Russian colleagues explained the reasons for this hysterical behavior after the broadcast. They said that the ombudsman was preparing to seize the winemaking enterprises on the peninsula and that my constant comments on the restoration of international law and the retribution facing Russian war criminals forced him to doubt the longevity of his own plans. This is why Titov reddened and paled during the broadcast and repeated “You’re a fool! A fool!” as if wound up. It was business, nothing personal.

Three years after the discussion with the odious official I read a great investigative article in the Russian online publication Medusa on the fate of Crimean winemaking. Boris Titov is mentioned only once, when the subject is his attempts to appropriate Novyi Svit (famous Crimean champagne house — Ed.). But the main part of the article is devoted to the sorry fate of the legendary Massandra winery, which was transferred under the management of the affairs of the president of the Russian Federation. In Russia everyone knows what this expression hides; the simpler phrase is “seized by Vladimir Putin.”
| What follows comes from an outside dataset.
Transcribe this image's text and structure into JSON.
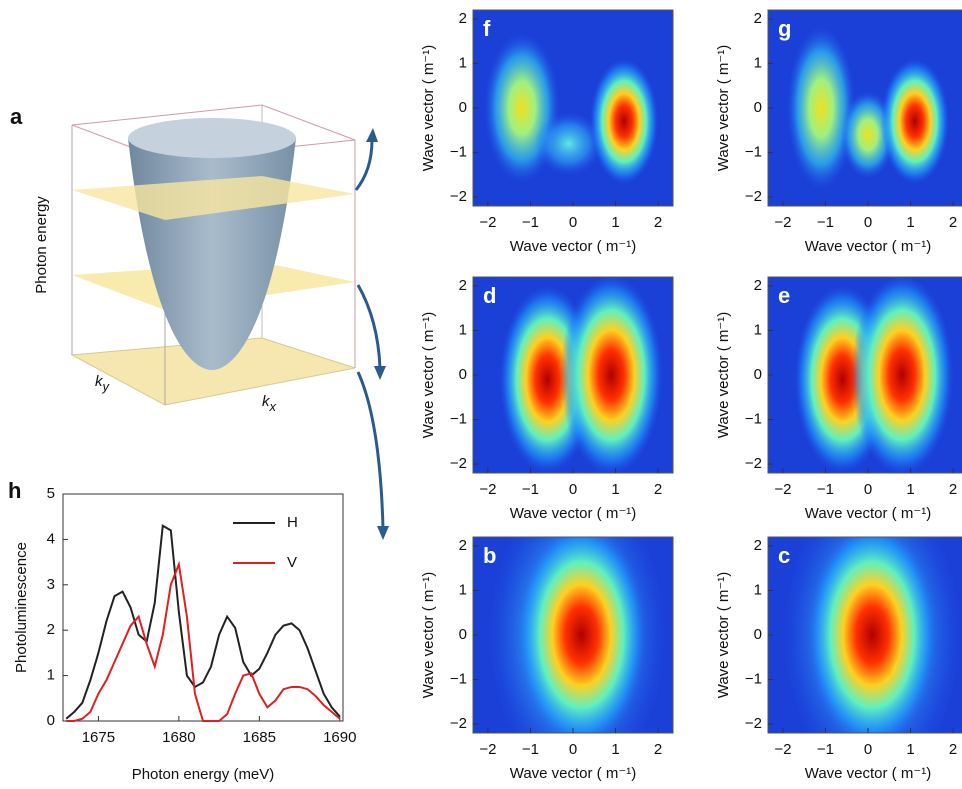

There are all kinds of  invaders. After all, one must know how to manage seized property. The problem in modern Russia is not only complete contempt for the norms of international law and morality, but also blatant incompetence. It can be seen very clearly in the fate of Crimean winemaking. Massandra will cease being Massandra, and Novyi Svit will cease being Novyi Svit. Everything will work out for Putin and Titov.  More accurately, nothing will work out.

Legendary Massandra sherry. Photo: Pavel Mozhaev
Legendary Massandra sherry. Photo: Pavel Mozhaev

When we think about the return of Crimea, we often imagine that we will return to “zero”, to the point when the annexation began. And that normal peaceful life will begin again, and that little by little Crimea with turn into a normal Ukrainian region with Crimean Tatar characteristics. But this is a great illusion. Right in front of our eyes everything is dying that once formed the essence of life on the peninsula, not only during its existence in the USSR and independent Ukraine but also in pre-Soviet times. To the local Crimean robbers who still hesitated to cut the branch they were sitting on were added the Moscow looters. Many of them are well aware that they will have to give up the peninsula sooner or later. And this is why they are rushing to squeeze it like a ripe fruit.
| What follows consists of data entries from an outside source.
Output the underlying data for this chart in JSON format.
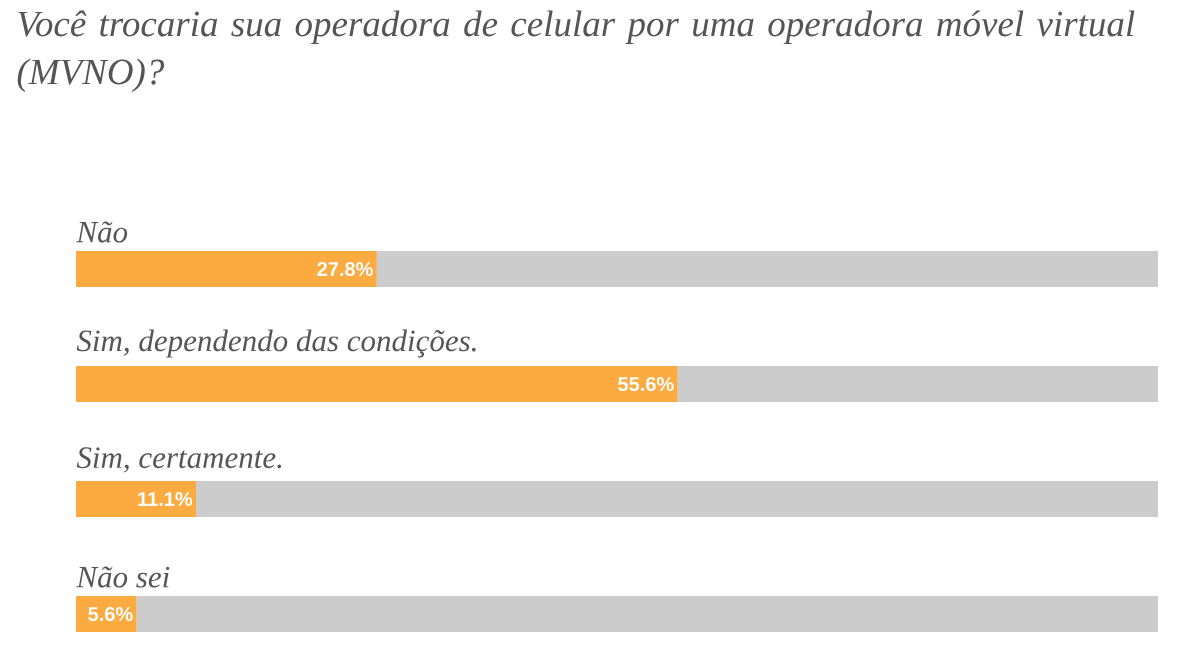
{
  "chart_data": {
    "type": "bar",
    "orientation": "horizontal",
    "stacked": true,
    "title": "Você trocaria sua operadora de celular por uma operadora móvel virtual (MVNO)?",
    "categories": [
      "Não",
      "Sim, dependendo das condições.",
      "Sim, certamente.",
      "Não sei"
    ],
    "series": [
      {
        "color": "#fbab40",
        "values": [
          27.8,
          55.6,
          11.1,
          5.6
        ],
        "value_labels": [
          "27.8%",
          "55.6%",
          "11.1%",
          "5.6%"
        ]
      },
      {
        "color": "#cccccc",
        "values": [
          72.2,
          44.4,
          88.9,
          94.4
        ]
      }
    ]
  }
}
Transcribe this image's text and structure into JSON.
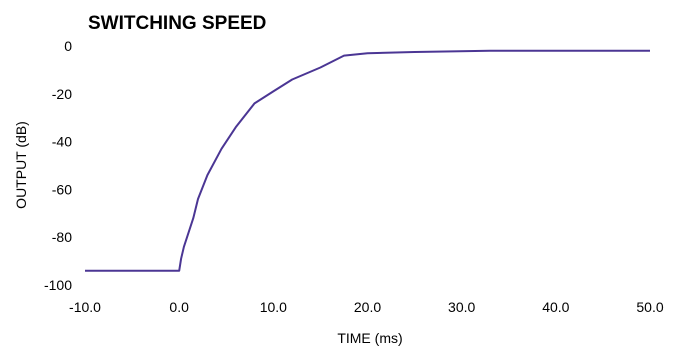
{
  "chart_data": {
    "type": "line",
    "title": "SWITCHING SPEED",
    "xlabel": "TIME  (ms)",
    "ylabel": "OUTPUT  (dB)",
    "xlim": [
      -10,
      50
    ],
    "ylim": [
      -100,
      0
    ],
    "x_ticks": [
      -10,
      0,
      10,
      20,
      30,
      40,
      50
    ],
    "x_tick_labels": [
      "-10.0",
      "0.0",
      "10.0",
      "20.0",
      "30.0",
      "40.0",
      "50.0"
    ],
    "y_ticks": [
      0,
      -20,
      -40,
      -60,
      -80,
      -100
    ],
    "y_tick_labels": [
      "0",
      "-20",
      "-40",
      "-60",
      "-80",
      "-100"
    ],
    "grid": false,
    "line_color": "#4b3694",
    "series": [
      {
        "x": [
          -10,
          0,
          0.2,
          0.5,
          1.0,
          1.5,
          2.0,
          3.0,
          4.5,
          6.0,
          8.0,
          10.0,
          12.0,
          15.0,
          17.5,
          20.0,
          25.0,
          33.0,
          40.0,
          50.0
        ],
        "y": [
          -94,
          -94,
          -89,
          -84,
          -78,
          -72,
          -64,
          -54,
          -43,
          -34,
          -24,
          -19,
          -14,
          -9,
          -4,
          -3,
          -2.5,
          -2,
          -2,
          -2
        ]
      }
    ]
  }
}
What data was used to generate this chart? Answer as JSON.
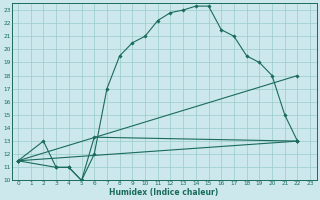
{
  "title": "",
  "xlabel": "Humidex (Indice chaleur)",
  "bg_color": "#cce8ec",
  "line_color": "#1a6b5a",
  "grid_color": "#99cccc",
  "xlim": [
    -0.5,
    23.5
  ],
  "ylim": [
    10,
    23.5
  ],
  "xticks": [
    0,
    1,
    2,
    3,
    4,
    5,
    6,
    7,
    8,
    9,
    10,
    11,
    12,
    13,
    14,
    15,
    16,
    17,
    18,
    19,
    20,
    21,
    22,
    23
  ],
  "yticks": [
    10,
    11,
    12,
    13,
    14,
    15,
    16,
    17,
    18,
    19,
    20,
    21,
    22,
    23
  ],
  "line1_x": [
    0,
    2,
    3,
    4,
    5,
    6,
    7,
    8,
    9,
    10,
    11,
    12,
    13,
    14,
    15,
    16,
    17,
    18,
    19,
    20,
    21,
    22
  ],
  "line1_y": [
    11.5,
    13,
    11,
    11,
    10,
    12,
    17,
    19.5,
    20.5,
    21,
    22.2,
    22.8,
    23.0,
    23.3,
    23.3,
    21.5,
    21.0,
    19.5,
    19.0,
    18.0,
    15.0,
    13.0
  ],
  "line2_x": [
    0,
    3,
    4,
    5,
    6,
    22
  ],
  "line2_y": [
    11.5,
    11,
    11,
    10,
    13.3,
    13.0
  ],
  "line3_x": [
    0,
    22
  ],
  "line3_y": [
    11.5,
    18.0
  ],
  "line4_x": [
    0,
    22
  ],
  "line4_y": [
    11.5,
    13.0
  ]
}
There is nothing new in any of this. This was pretty much the attitude of the Russian authorities regarding the Kaliningrad region after World War II. It seemed that this territory would not remain part of the USSR for very long and that is why the Russians removed everything from it. When 30 years later, after the Helsinki meeting, the European borders were declared inviolable, the decision was made to develop the Kaliningrad region. But it was already late. The former East Prussia had finally been transformed into a dead Russian province.

If Crimea is not liberated soon from the looters, it will suffer the same sad fate.